When the neighborhood has 0 for the variable CHAS the variables that have a strong correlation with price (target) are RM and LSTAT, a moderate correlation with CRIM, INDUS, NOX, AGE, RAD, TAX and PTRATIO and a week correlation with ZN, DIS and B.

### Neural Network using keras

In [None]:
#Split the dataset into input features (i) and the feature we wish to predict - price (p)

i = df_bsn.iloc[:,0:13] #assign the first 13 columns of our array to a variable i
p = df_bsn.iloc[:,13]

In [None]:
#Make sure that the scale of the input features are similar as some of the dataset features have different scale and it makes difficult to for the initialization of the neural network

minmaxscaler = preprocessing.MinMaxScaler()
i_scale = minmaxscaler.fit_transform(i)

In [None]:
# Split the dataset into a training set, a validation set and a test set (in total 6 variables i_train, i_val, i_test, p_train,p_val and p_test)
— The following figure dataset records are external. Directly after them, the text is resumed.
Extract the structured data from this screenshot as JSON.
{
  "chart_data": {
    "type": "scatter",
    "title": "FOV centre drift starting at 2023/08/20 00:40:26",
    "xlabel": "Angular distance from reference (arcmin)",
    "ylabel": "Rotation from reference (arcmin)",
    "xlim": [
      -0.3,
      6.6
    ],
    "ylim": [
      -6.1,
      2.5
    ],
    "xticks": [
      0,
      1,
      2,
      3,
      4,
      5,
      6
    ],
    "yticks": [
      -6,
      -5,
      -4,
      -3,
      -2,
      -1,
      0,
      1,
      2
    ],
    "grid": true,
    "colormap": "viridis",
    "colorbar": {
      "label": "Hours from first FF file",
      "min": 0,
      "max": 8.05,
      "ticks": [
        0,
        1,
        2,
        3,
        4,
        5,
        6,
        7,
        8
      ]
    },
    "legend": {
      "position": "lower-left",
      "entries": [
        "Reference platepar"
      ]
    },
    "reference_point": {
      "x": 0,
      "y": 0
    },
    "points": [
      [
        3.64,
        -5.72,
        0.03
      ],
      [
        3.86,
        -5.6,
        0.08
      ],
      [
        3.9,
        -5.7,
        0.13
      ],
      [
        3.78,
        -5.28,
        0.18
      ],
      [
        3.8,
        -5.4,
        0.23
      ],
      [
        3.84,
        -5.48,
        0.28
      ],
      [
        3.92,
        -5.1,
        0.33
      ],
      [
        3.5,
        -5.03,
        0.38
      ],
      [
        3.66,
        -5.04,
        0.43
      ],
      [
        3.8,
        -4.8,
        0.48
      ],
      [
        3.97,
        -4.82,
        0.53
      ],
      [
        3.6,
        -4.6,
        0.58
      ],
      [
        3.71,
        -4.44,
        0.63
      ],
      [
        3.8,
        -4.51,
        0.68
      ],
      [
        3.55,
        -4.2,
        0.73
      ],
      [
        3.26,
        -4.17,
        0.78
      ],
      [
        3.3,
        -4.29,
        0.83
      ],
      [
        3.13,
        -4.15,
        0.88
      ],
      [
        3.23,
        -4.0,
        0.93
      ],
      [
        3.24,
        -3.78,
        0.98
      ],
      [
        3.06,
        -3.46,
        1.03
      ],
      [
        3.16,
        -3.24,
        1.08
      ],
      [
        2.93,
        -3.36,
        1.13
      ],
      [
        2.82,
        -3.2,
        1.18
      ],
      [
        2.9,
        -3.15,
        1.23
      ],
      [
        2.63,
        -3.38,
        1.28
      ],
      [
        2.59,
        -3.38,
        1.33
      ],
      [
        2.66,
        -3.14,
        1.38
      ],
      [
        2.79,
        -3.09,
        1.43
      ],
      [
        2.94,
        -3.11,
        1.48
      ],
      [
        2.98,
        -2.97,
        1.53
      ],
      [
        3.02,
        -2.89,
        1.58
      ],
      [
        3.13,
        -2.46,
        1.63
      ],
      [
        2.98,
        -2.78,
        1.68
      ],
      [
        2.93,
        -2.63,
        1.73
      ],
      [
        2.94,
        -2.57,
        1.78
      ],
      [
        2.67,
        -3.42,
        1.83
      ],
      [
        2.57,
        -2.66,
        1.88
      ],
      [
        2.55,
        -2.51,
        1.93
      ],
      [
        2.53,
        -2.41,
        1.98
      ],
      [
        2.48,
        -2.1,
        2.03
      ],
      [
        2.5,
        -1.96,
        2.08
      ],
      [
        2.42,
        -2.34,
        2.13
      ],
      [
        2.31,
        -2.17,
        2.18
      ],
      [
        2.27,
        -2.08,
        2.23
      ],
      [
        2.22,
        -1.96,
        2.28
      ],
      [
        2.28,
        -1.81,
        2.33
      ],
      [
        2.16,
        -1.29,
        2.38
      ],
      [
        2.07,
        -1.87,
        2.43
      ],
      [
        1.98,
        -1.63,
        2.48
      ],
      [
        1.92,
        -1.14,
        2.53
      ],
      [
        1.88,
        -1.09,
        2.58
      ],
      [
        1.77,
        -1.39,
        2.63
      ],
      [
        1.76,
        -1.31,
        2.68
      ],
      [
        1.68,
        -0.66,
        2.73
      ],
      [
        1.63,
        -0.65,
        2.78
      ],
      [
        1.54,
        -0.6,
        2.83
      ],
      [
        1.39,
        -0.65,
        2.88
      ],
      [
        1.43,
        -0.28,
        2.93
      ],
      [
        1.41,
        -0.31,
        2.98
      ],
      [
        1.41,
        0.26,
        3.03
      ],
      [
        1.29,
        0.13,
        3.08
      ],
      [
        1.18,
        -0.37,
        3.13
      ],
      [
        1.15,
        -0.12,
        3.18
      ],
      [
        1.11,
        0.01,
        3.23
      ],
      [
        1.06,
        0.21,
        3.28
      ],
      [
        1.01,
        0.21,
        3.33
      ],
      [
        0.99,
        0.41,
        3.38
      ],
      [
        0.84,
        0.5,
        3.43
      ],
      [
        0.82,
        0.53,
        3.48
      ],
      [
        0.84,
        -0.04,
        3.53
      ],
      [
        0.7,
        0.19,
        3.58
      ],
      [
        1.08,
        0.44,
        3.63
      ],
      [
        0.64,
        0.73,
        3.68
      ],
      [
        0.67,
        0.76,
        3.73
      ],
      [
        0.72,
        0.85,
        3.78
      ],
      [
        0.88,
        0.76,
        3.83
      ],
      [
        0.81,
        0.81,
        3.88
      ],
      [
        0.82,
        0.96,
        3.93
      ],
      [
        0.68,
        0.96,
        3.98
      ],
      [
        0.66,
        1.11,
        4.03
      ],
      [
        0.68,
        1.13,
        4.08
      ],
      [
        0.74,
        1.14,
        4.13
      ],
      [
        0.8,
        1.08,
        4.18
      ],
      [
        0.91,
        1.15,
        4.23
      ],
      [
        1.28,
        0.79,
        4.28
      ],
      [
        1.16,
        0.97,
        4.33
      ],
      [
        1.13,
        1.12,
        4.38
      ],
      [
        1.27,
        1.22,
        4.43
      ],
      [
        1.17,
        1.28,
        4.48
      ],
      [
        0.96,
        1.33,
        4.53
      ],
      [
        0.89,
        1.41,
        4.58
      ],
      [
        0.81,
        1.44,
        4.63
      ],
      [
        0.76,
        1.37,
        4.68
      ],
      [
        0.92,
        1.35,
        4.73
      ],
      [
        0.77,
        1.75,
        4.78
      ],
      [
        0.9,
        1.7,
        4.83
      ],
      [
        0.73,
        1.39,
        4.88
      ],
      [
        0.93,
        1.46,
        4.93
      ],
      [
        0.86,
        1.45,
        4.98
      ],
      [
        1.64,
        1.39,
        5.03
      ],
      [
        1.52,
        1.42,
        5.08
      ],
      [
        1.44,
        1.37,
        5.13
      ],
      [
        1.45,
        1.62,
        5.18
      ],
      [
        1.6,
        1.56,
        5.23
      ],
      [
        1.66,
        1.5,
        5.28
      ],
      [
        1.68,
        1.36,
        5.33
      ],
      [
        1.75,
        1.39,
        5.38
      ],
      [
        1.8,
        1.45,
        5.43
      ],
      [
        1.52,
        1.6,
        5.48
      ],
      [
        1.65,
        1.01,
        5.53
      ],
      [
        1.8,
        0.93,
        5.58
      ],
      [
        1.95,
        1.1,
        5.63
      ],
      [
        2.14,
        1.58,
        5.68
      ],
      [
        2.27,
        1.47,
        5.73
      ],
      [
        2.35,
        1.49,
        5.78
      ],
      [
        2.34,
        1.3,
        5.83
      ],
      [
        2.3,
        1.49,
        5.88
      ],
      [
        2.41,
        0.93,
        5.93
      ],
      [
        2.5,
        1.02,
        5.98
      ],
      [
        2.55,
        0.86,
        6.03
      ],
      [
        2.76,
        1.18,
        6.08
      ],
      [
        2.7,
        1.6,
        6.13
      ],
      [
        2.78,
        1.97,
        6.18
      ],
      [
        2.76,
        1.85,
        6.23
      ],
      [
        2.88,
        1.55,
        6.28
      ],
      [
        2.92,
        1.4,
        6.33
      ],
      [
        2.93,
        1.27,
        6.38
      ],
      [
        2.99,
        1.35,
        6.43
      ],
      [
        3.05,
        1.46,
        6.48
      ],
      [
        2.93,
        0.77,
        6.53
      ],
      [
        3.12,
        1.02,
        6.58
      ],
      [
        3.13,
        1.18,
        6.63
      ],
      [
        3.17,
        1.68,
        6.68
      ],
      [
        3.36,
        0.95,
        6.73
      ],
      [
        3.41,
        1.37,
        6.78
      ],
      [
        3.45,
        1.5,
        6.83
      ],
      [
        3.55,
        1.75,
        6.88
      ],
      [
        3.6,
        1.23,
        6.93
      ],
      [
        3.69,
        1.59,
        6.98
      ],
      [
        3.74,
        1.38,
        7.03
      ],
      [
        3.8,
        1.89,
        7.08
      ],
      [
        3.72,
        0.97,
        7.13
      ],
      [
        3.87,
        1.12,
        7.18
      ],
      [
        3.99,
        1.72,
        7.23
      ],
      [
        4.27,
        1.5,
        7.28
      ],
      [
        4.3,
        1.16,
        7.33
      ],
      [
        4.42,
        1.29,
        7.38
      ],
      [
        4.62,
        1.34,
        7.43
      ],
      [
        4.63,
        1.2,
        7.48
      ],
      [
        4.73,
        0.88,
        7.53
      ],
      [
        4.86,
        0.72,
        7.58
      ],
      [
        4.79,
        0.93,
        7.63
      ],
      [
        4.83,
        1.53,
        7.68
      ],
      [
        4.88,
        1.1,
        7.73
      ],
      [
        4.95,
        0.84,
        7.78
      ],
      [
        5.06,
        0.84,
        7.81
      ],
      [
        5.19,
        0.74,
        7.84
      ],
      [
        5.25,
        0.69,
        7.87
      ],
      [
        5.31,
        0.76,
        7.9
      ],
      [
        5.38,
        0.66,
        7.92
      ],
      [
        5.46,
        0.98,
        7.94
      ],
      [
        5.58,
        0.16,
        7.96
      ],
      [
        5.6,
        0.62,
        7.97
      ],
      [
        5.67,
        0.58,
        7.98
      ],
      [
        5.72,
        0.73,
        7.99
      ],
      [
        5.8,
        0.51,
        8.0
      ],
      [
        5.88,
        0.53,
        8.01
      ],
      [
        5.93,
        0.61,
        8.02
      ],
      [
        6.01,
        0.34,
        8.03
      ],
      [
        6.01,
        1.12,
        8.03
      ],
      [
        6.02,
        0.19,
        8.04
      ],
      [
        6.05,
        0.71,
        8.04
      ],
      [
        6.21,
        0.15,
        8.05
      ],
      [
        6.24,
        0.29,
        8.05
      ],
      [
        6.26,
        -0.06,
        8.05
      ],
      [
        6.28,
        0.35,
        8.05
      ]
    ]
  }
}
i_train, i_val_and_test, p_train, p_val_and_test = train_test_split(i_scale, p, test_size=0.3) #val_and_test size will be 30% of the overall dataset
i_val, i_test, p_val, p_test = train_test_split(i_val_and_test, p_val_and_test, test_size=0.5) #val_ and _test split equally to the validation set and the test set

#Check the shapes of the arrays
i_train.shape, i_val.shape, i_test.shape, p_train.shape, p_val.shape, p_test.shape

 Variable _train counts for 70% of full dataset, _val for 15% and _test for 15%.

In [None]:
#Setting up the architecture - first and second layer as a dense (fully-connected) layers with 64 neurons, ReLU activation and the input shape is 13 and the last layer layer is a dense layer with 1 neuron

model = Sequential([Dense(64, kernel_initializer='normal', activation='relu', input_shape=(13,)),Dense(64, kernel_initializer='normal',activation='relu'), Dense(1, kernel_initializer='normal'),
])
model.compile(optimizer='rmsprop',loss='mse',metrics=['adam'])

In [None]:
#Estimate of the model’s performance
kf = KFold(n_splits=10)
rslts = cross_val_score(estimator, X, Y, cv=kf)
rslts.mean()
rslts.std()

#mean squared error including the average and standard deviation (average variance) across all 10 folds of the cross validation evaluation.

In [None]:
#Training on the data

h = model.fit(i_train, p_train, batch_size=10, epochs=100, validation_data=(i_val, p_val))

In [None]:
#Find the accuracy of the test set - the aim is to get the test accuracy anywhere between 80% to 95%

model.evaluate(i_test, p_test)[1]